Bütün bu önemli konuların arasında siyasetin gündeminde bir de yeni bir Anayasa yapma var. Yeni Anayasa yapma düşüncesi ile, terörsüz Türkiye sürecinin ilişkisinin olup olmadığı, siyaset kurumu tarafından açıklanmasa da, sanki var gibi görünüyor.

CHP’li Belediye Başkanlarından bazılarının, cezaları kesinleşmese de tutuklu olduğu, DEM’li bazı Belediye Başkanlarından bazılarının PKK terör örgütü ile ilişkilerinin olduğu, terör örgütüne belediyenin kaynaklarını aktardıkları iddiaları ile görevlerinden alınıp yerlerine kayyumların atanması ile ortaya çıkan siyasi gerginliğin ve karşılıklı güvensizliğin olduğu ve en önemlisi de halkın önemli bir kısmının geçim sıkıntıları içinde olduğu bir ortamda, yeni bir Anayasa nasıl yapılacak? Yapılırsa da ne kadar sağlıklı olur?

Yeni bir Anayasa yapmak İçin Toplumun Sosyo-Psikolojisi nasıl olmalıdır?

Sorusuna Yapay Zekanın cevabı şöyle:

“Yeni bir anayasa yapma süreci, sadece hukuki ve siyasi bir mesele değildir; aynı zamanda toplumun genel sosyo-psikolojik durumunu da derinden etkiler ve ondan etkilenir. Başarılı ve kapsayıcı bir anayasa süreci için toplumda belirli sosyo-psikolojik koşulların mevcut olması büyük önem taşır.
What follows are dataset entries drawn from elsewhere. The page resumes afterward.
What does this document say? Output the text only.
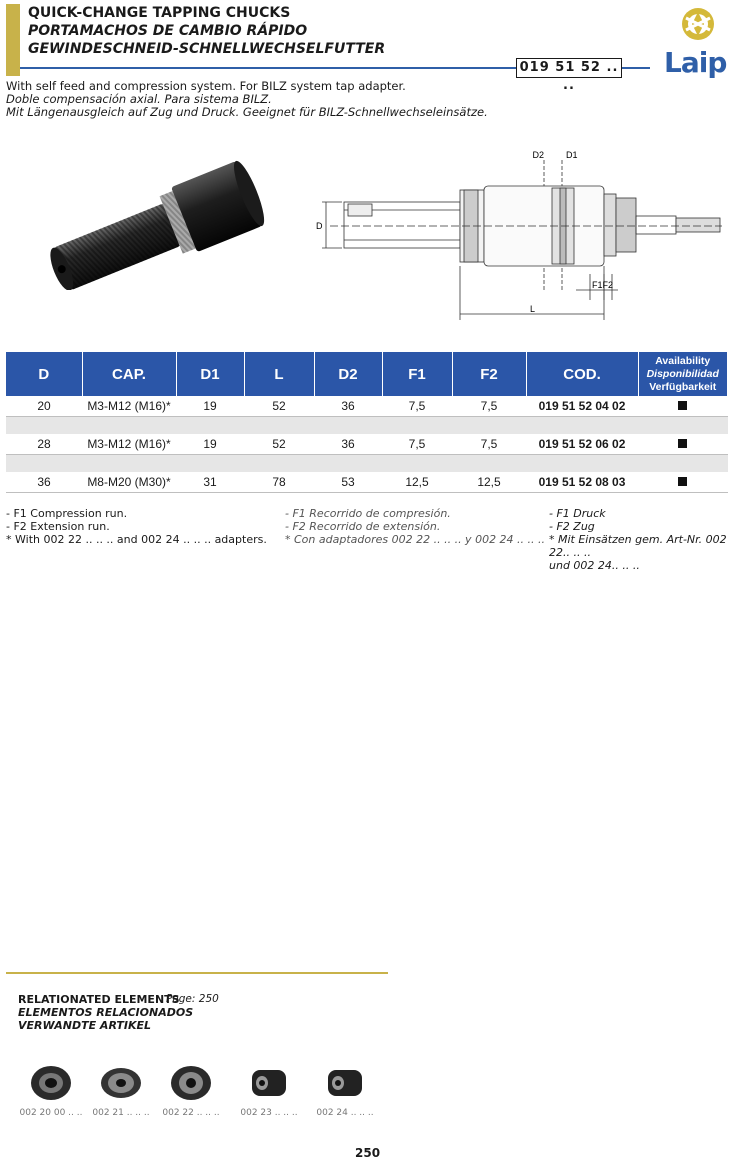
QUICK-CHANGE TAPPING CHUCKS
PORTAMACHOS DE CAMBIO RÁPIDO
GEWINDESCHNEID-SCHNELLWECHSELFUTTER
019 51 52 .. ..
Laip
With self feed and compression system. For BILZ system tap adapter.
Doble compensación axial. Para sistema BILZ.
Mit Längenausgleich auf Zug und Druck. Geeignet für BILZ-Schnellwechseleinsätze.
D2 D1
D
F1F2
L
D	CAP.	D1	L	D2	F1	F2	COD.	Availability
Disponibilidad
Verfügbarkeit

20	M3-M12 (M16)*	19	52	36	7,5	7,5	019 51 52 04 02	

28	M3-M12 (M16)*	19	52	36	7,5	7,5	019 51 52 06 02	

36	M8-M20 (M30)*	31	78	53	12,5	12,5	019 51 52 08 03	
- F1 Compression run.
- F2 Extension run.
* With 002 22 .. .. .. and 002 24 .. .. .. adapters.
- F1 Recorrido de compresión.
- F2 Recorrido de extensión.
* Con adaptadores 002 22 .. .. .. y 002 24 .. .. ..
- F1 Druck
- F2 Zug
* Mit Einsätzen gem. Art-Nr. 002 22.. .. ..
und 002 24.. .. ..
RELATIONATED ELEMENTS
ELEMENTOS RELACIONADOS
VERWANDTE ARTIKEL
Page: 250
002 20 00 .. ..	002 21 .. .. ..	002 22 .. .. ..	002 23 .. .. ..	002 24 .. .. ..
250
İşte yeni bir anayasa yapmak için toplumun sosyo-psikolojisinin nasıl olması gerektiğine dair bazı önemli noktalar:

Güven ve Uzlaşma Kültürü

  • Karşılıklı Güven: Toplumun farklı kesimleri arasında, birbirlerinin niyetlerine ve süreçteki taahhütlerine dair temel bir güvenin olması gerekir. Bu, azınlıkların ve muhalif görüşlerin de sürece dahil edileceği ve haklarının korunacağına dair inancı içerir.

  • Uzlaşma Yeteneği: Farklı siyasi, ideolojik ve etnik grupların ortak zeminde buluşma ve uzlaşma iradesine sahip olması esastır. Bu, kişisel veya grup çıkarlarından ziyade, toplumun genel faydasını gözeten bir yaklaşımı gerektirir.
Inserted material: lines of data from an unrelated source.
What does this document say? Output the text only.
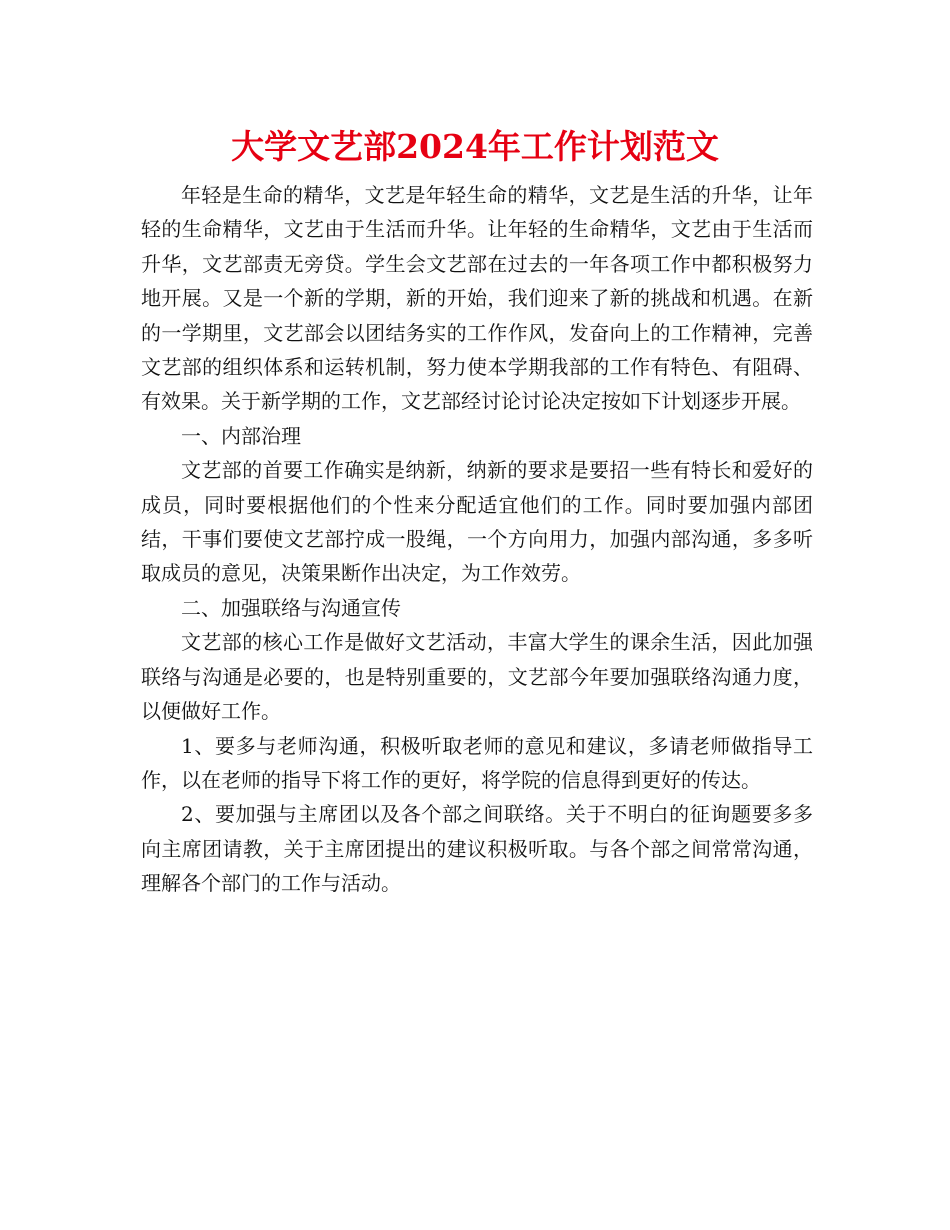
大学文艺部2024年工作计划范文

年轻是生命的精华，文艺是年轻生命的精华，文艺是生活的升华，让年轻的生命精华，文艺由于生活而升华。让年轻的生命精华，文艺由于生活而升华，文艺部责无旁贷。学生会文艺部在过去的一年各项工作中都积极努力地开展。又是一个新的学期，新的开始，我们迎来了新的挑战和机遇。在新的一学期里，文艺部会以团结务实的工作作风，发奋向上的工作精神，完善文艺部的组织体系和运转机制，努力使本学期我部的工作有特色、有阻碍、有效果。关于新学期的工作，文艺部经讨论讨论决定按如下计划逐步开展。

一、内部治理

文艺部的首要工作确实是纳新，纳新的要求是要招一些有特长和爱好的成员，同时要根据他们的个性来分配适宜他们的工作。同时要加强内部团结，干事们要使文艺部拧成一股绳，一个方向用力，加强内部沟通，多多听取成员的意见，决策果断作出决定，为工作效劳。

二、加强联络与沟通宣传

文艺部的核心工作是做好文艺活动，丰富大学生的课余生活，因此加强联络与沟通是必要的，也是特别重要的，文艺部今年要加强联络沟通力度，以便做好工作。

1、要多与老师沟通，积极听取老师的意见和建议，多请老师做指导工作，以在老师的指导下将工作的更好，将学院的信息得到更好的传达。

2、要加强与主席团以及各个部之间联络。关于不明白的征询题要多多向主席团请教，关于主席团提出的建议积极听取。与各个部之间常常沟通，理解各个部门的工作与活动。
  • Empati ve Anlayış: Farklı yaşam deneyimlerine ve bakış açılarına sahip olanların birbirlerini anlama çabası içinde olması, kutuplaşmayı azaltarak ortak bir geleceğe dair vizyon oluşturmayı kolaylaştırır.

Katılımcılık ve Aidiyet Duygusu

  • Yüksek Katılımcılık İsteği: Anayasa yapım sürecine toplumun geniş kesimlerinin aktif olarak dahil olma isteği önemlidir. Bu, sadece siyasi elitlerin değil, sivil toplum kuruluşlarının, meslek odalarının, akademisyenlerin ve vatandaşların da sürece katkı sunma arzusunu kapsar.

  • Aidiyet Duygusu: Yeni anayasanın, tüm vatandaşların kendilerini içinde bulabileceği, "bizim anayasamız" diyebilecekleri bir metin olarak algılanması için güçlü bir aidiyet duygusunun oluşması gerekir. Bu, kapsayıcı bir dil ve yaklaşım benimsenmesini gerektirir.

  • Sahiplenme: Anayasanın sadece bir grup tarafından dayatılan bir metin olarak değil, toplumun ortak eseri olarak sahiplenilmesi, uygulanabilirliğini ve kalıcılığını artırır.

Demokrasiye Bağlılık ve Hukuk Devleti Anlayışı

  • Demokratik Değerlere Bağlılık: Toplumun temel demokratik değerlere (çoğulculuk, ifade özgürlüğü, insan hakları, hukukun üstünlüğü) derinlemesine bağlı olması, yeni anayasanın demokratik ilkeler üzerine inşa edilmesinin zeminini oluşturur.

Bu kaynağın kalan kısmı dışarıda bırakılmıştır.